Remote Code Execution Bug Patched in Adobe Acrobat Reader DC

Researchers at Cisco Talos are detailing a remote code execution vulnerability found in Adobe Acrobat Reader DC that can be triggered when a malicious file is opened or a victim accesses a rigged webpage.

According to Talos, the vulnerability (CVE-2018-4901) was disclosed on Dec. 7 and Adobe issued a patch on Feb. 13. Researchers are now sharing the details of its discovery. Affected are Adobe Acrobat Reader versions 2018.009.20050 and 2017.011.30070 and earlier.

The vulnerability allows attackers to hide malicious JavaScript code in a PDF file.

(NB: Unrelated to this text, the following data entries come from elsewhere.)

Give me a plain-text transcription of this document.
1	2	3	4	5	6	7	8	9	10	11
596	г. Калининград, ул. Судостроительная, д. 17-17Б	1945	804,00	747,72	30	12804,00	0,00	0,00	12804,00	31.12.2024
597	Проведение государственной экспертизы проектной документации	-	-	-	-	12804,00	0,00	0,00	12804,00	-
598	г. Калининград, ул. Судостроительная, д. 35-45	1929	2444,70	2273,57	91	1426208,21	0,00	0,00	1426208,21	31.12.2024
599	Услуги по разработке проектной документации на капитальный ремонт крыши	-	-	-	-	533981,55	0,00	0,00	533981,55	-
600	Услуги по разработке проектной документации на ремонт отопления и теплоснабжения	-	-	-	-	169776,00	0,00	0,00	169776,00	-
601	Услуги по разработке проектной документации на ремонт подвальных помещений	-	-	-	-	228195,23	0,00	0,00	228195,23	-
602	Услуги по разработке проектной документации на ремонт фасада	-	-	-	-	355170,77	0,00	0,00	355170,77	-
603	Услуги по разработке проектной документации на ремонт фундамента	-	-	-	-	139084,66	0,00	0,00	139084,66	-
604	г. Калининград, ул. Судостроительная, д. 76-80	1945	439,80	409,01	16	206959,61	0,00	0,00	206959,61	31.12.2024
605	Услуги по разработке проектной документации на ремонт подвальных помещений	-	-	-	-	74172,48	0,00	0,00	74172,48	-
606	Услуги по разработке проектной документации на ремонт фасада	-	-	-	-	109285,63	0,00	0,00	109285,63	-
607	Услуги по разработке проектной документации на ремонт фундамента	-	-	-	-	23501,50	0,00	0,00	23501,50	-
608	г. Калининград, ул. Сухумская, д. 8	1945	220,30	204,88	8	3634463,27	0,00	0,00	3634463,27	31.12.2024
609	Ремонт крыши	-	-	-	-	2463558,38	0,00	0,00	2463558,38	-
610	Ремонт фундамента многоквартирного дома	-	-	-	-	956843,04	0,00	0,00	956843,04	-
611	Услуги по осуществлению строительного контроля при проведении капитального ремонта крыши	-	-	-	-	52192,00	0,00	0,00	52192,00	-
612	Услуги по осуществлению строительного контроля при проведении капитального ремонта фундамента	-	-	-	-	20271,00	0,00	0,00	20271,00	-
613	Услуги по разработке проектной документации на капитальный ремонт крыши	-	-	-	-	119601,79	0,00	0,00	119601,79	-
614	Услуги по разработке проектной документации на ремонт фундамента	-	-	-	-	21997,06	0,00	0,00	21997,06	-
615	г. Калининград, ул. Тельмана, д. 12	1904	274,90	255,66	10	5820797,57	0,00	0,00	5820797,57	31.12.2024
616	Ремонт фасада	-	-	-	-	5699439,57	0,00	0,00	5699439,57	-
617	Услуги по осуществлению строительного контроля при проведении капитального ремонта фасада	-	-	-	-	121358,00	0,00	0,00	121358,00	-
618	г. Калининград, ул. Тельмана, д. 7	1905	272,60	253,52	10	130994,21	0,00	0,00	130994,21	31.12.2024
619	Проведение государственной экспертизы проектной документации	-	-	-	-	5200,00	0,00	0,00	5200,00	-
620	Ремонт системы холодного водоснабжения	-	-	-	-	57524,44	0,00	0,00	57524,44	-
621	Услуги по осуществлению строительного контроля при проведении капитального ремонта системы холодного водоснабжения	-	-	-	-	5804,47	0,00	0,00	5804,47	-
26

This code can enable document ID to perform unauthorized operations to trigger a stack-based buffer overflow when opening a specially crafted PDF document.

“A specific Javascript script embedded in a PDF file can cause the document ID field to be used in an unbounded copy operation leading to stack-based buffer overflow when opening a specially crafted PDF document in Adobe Acrobat Reader,” according to Talos.

Adobe rates the vulnerability with a “priority 2”, or as important, meaning that the bug presents an “elevated risk” and there are currently no known exploits in the wild.

“Adobe Acrobat Reader is the most popular and most feature-rich PDF reader. It has a big user base, is usually a default PDF reader on systems and integrates into web browsers as a plugin for rendering PDFs,” according to Talos Group in a statement. “As such, tricking a user into visiting a malicious web page or sending a specially crafted email attachment can be enough to trigger this vulnerability.”

The vulnerability, which was discovered by Aleksandar Nikolic of Talos, is one of several patched by Adobe in February. In its Adobe security advisory it lists 41 vulnerabilities in Acrobat and Reader, including 17 critical ones that “could potentially allow an attacker to take control of the affected system.”